Eine Instagram-Story, die es auch Leuten in der Region Bern in den Feed spült, lässt aufhorchen. Darin wird vor einem angeblichen Sexualstraftäter gewarnt, der frei herumlaufe. Mit Foto und Vorname.
Im etwas wirren Aufruf wird geschrieben, der Mann habe versucht, Mädchen «abzustechen» und habe Minderjährige vergewaltigt und geschlagen. Nun werde er von der Polizei gesucht. Er sei häufig mit einem Mercedes und einem BMW unterwegs, habe Wohnsitze im Kanton Zürich sowie in der Region Bern.
Die Berner Kantonspolizei hält auf Anfrage fest, man könne zu konkreten Einzelpersonen keine Auskünfte erteilen, der Daten- und Persönlichkeitsschutz gelte für alle, auch für mutmassliche Straftäter. Zudem kämen öffentliche Posts einer Vorverurteilung gleich und könnten Ermittlungen erschweren oder gefährden.
Man rate generell «sehr dringend» davon ab, solche Postings zu teilen und weiterzuverbreiten. «Man kann sich sogar strafbar machen», sagt Polizeisprecherin Sarah Wahlen. Betroffene könnten Anzeige erstatten, wenn sie öffentlich angeprangert werden, etwa wegen Verleumdung. Das gilt auch dann, wenn die Anschuldigungen im Posting zutreffend sein sollten.
Wäre tatsächlich ein Straftäter auf freiem Fuss, der für die öffentliche Sicherheit eine Gefahr ist, prüfe die Polizei eine Information der Öffentlichkeit. Der polizeiliche Appell ist deshalb, man solle solche Postings schlicht und einfach ignorieren.
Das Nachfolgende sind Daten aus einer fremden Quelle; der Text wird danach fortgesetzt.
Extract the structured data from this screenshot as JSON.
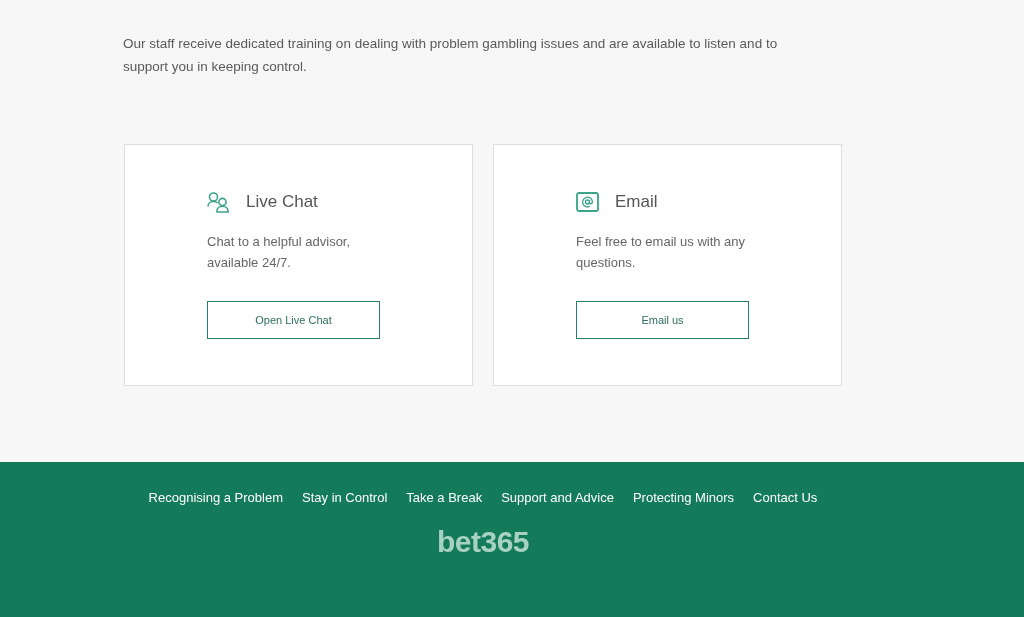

Öffentliche Such-Aufrufe via Social Media nehmen zu. Zuletzt waren es häufig vermisste Personen, nach denen im Kanton Bern gesucht wurde, etwa im Fall eines 13-jährigen Mädchens aus der Region Thun oder eines älteren Berners, der zuletzt im Kanton Neuenburg gesehen wurde. Während das Mädchen nach einigen Tagen wieder auftauchte, ist der vermisste Mann gemäss den jüngsten Kommentaren unter dem Facebook-Post von Anfang Woche weiterhin verschwunden.
Die Tendenz, Dinge selber in die Hand zu nehmen, für die eigentlich die Polizei zuständig ist, sei zwar verständlich, gerade wenn Leute vermisst werden, sagt Polizeisprecherin Sarah Wahlen. Dennoch sieht sie die Entwicklung kritisch. Sie rät auch bei Vermisstenanzeigen davon ab, via Social Media Suchen zu starten. Dies könne einen massiven Eingriff in die Persönlichkeitsrechte darstellen, vor allem deshalb, weil solche Posts rasch weiter verbreitet und nie mehr vollständig gelöscht werden können. Vielmehr solle man die Polizei ihre Arbeit machen lassen.
Im Tessin war kürzlich ein besonders krasser Fall von Selbstjustiz bekannt geworden. Jugendliche hatten zahlreiche pädophile Männer in Fallen gelockt und böse verprügelt. Auch hier gilt: Wer die Justiz in die eigenen Hände nimmt, muss sich am Ende häufig selber vor der Justiz verantworten.